Right as I play the word “dissolute” on a triple word score for a game-changing 30 points, it strikes me why things don’t quite feel right. It’s not that I don’t know anyone – friendly faces have been popping up left, right and centre, asking uncomfortable questions like “What are you doing with yourself now?” and “Why are you writing a column for a student website, even though you left ages ago?” No, what’s wrong is that I’m hopelessly out of the loop on the town gossip. Taste has long been the prime location for the dissemination of prime tittle-tattle. And I don’t know any of it.

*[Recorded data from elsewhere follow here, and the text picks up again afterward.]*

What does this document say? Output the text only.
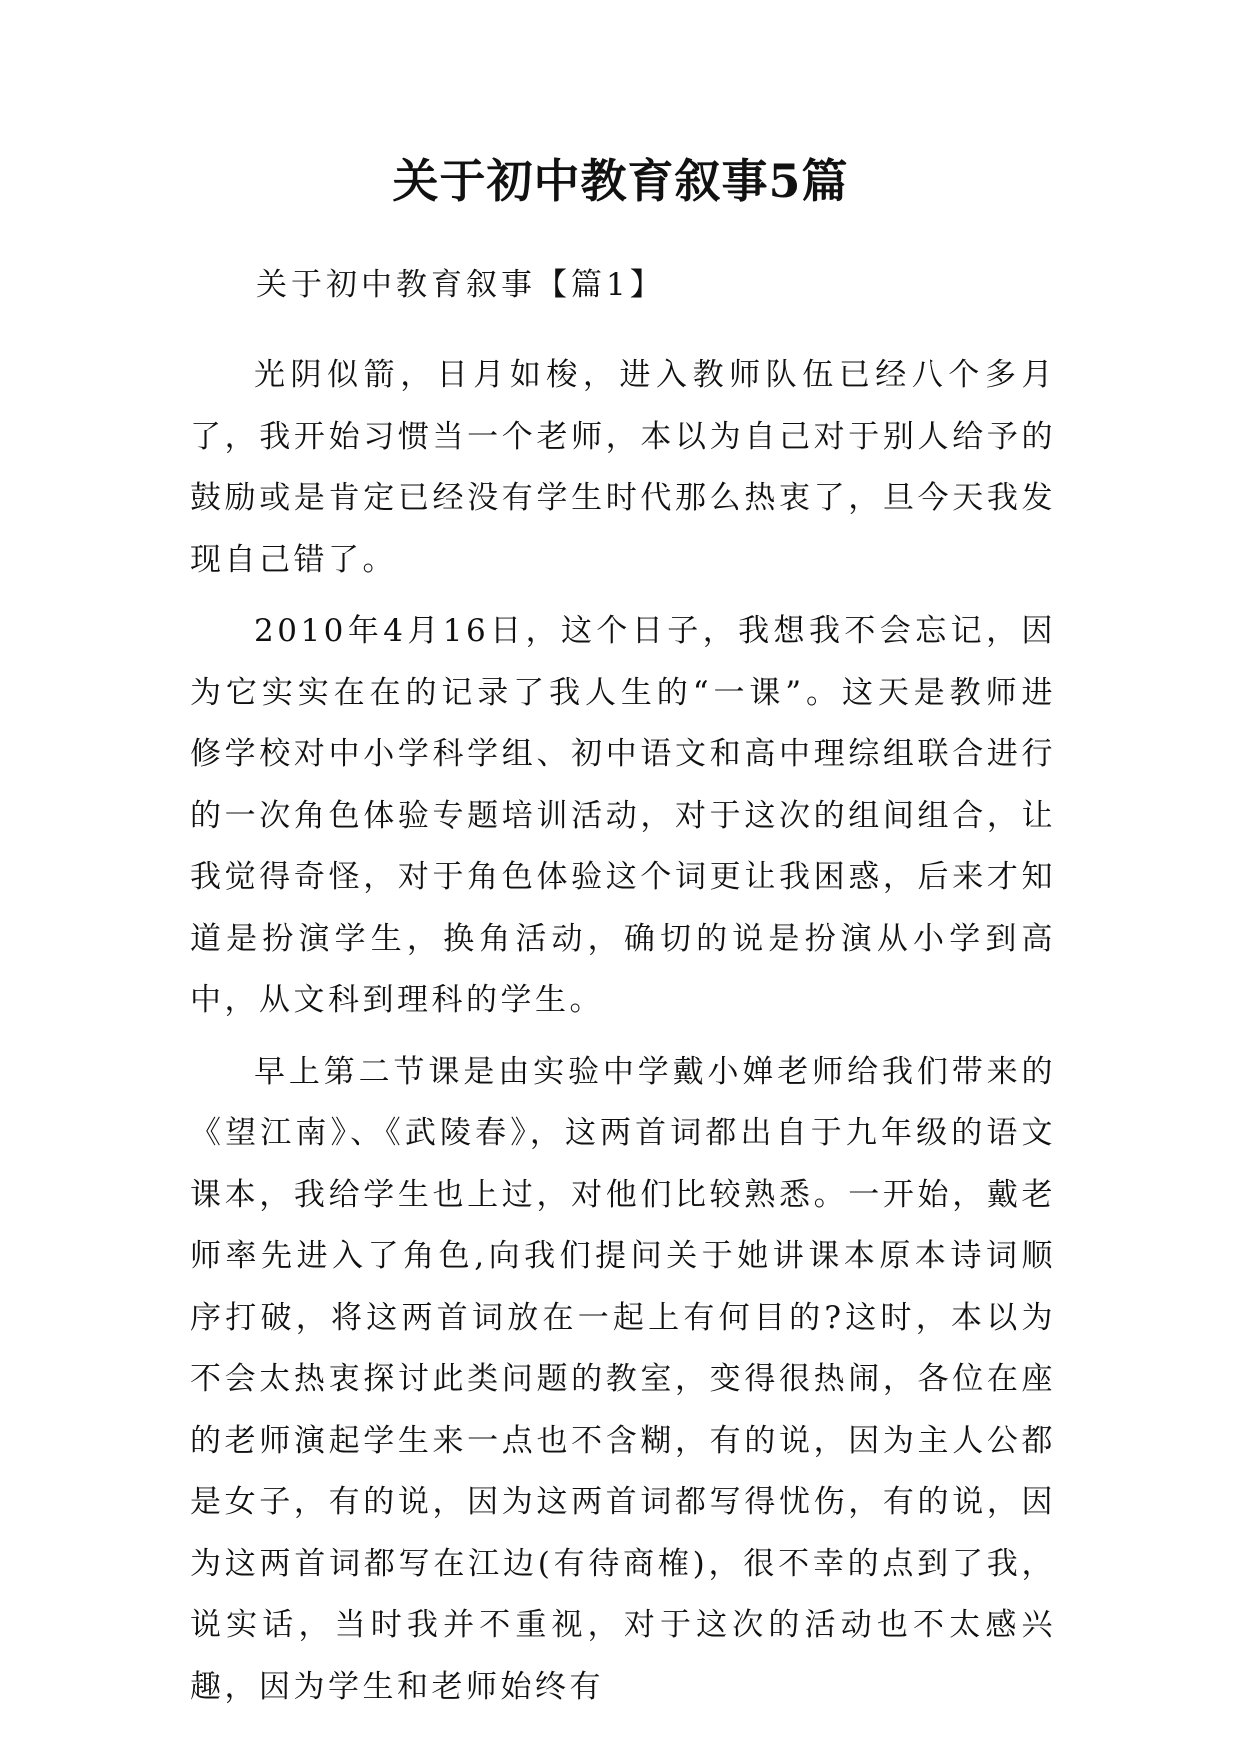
关于初中教育叙事5篇
关于初中教育叙事【篇1】

光阴似箭，日月如梭，进入教师队伍已经八个多月了，我开始习惯当一个老师，本以为自己对于别人给予的鼓励或是肯定已经没有学生时代那么热衷了，旦今天我发现自己错了。

2010年4月16日，这个日子，我想我不会忘记，因为它实实在在的记录了我人生的“一课”。这天是教师进修学校对中小学科学组、初中语文和高中理综组联合进行的一次角色体验专题培训活动，对于这次的组间组合，让我觉得奇怪，对于角色体验这个词更让我困惑，后来才知道是扮演学生，换角活动，确切的说是扮演从小学到高中，从文科到理科的学生。

早上第二节课是由实验中学戴小婵老师给我们带来的《望江南》、《武陵春》，这两首词都出自于九年级的语文课本，我给学生也上过，对他们比较熟悉。一开始，戴老师率先进入了角色,向我们提问关于她讲课本原本诗词顺序打破，将这两首词放在一起上有何目的?这时，本以为不会太热衷探讨此类问题的教室，变得很热闹，各位在座的老师演起学生来一点也不含糊，有的说，因为主人公都是女子，有的说，因为这两首词都写得忧伤，有的说，因为这两首词都写在江边(有待商榷)，很不幸的点到了我，说实话，当时我并不重视，对于这次的活动也不太感兴趣，因为学生和老师始终有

Without the vicarious pleasure we all glean from knowing which sabbatical has had a blazing row with the principal, which student publication has an impending libel case against them, which dimwit is going to be responsible for the next “Hooray Herberts pelt Big Issue vendor with caviar in sick student craze” type tabloid headline, I’m missing out on the best that St Andrews has to offer. Gossip is the glue that holds St Andrews society, and indeed any other society, together; it facilitates the everyday social interactions that give the place its magic. Gossip provides the fodder for conversations that really don’t have any deep meaning to them, that don’t aspire to intellectualism, but that turn acquaintances into friendships, and campuses into homes. It’s what makes it your home, and no longer mine. The best I can do in terms of divulging recent gossip is to tell my Scrabble companion that there’s a flat on College Street with an unlocked door and 19 Muller Corner yoghurts in the fridge, and that he should get them quick as they’re on the turn.

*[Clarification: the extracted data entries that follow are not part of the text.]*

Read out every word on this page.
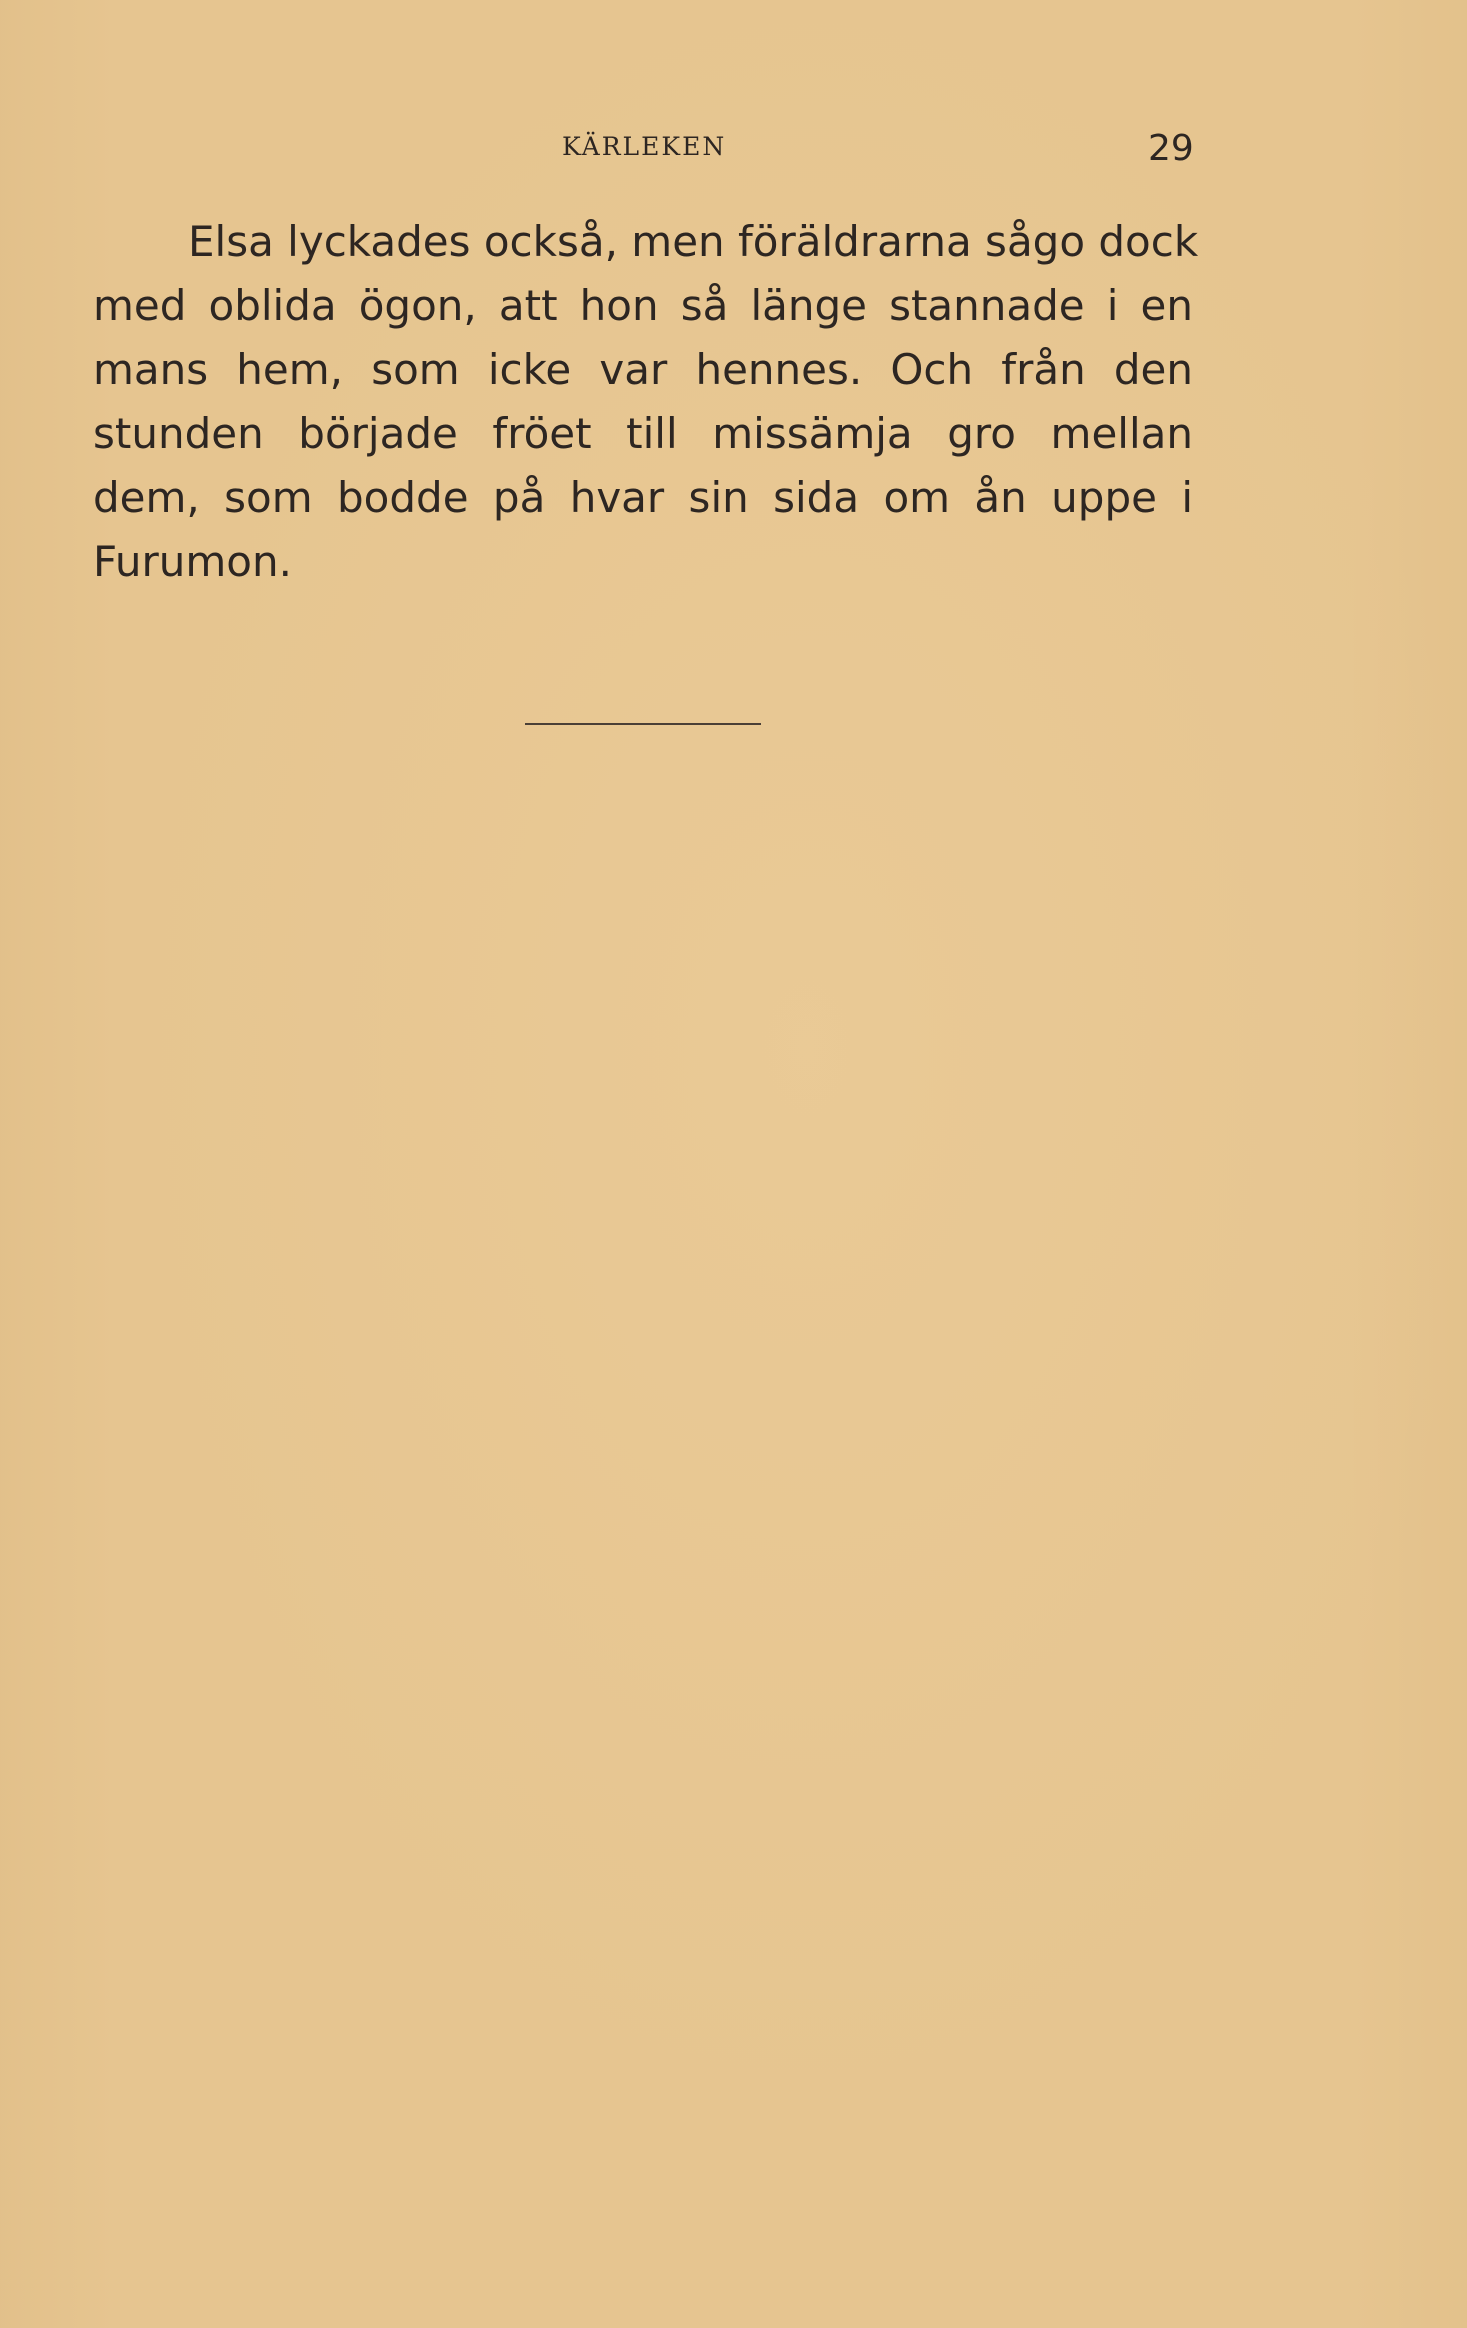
KÄRLEKEN	29
Elsa lyckades också, men föräldrarna sågo dock
med oblida ögon, att hon så länge stannade i en
mans hem, som icke var hennes. Och från den
stunden började fröet till missämja gro mellan
dem, som bodde på hvar sin sida om ån uppe i
Furumon.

My nostalgia trip complete, I traipse back to Edinburgh with a cracking hangover trailing not far behind. I breathe in deeply, relishing the hoppy perfume of the Edinburgh air (courtesy of the Caledonian brewery down the road) and take in the sandstone tenements that glow gold in the winter sun. I’m going back to my Lionel Richie CD, my lazy mornings with the papers, my parents nagging me to get a job. It’s tragic, but it’s also home. At least here I know who fancies who, who made a terrible faux-pas with their boss at Christmas, and who had a wince-inducingly embarrassing date last night.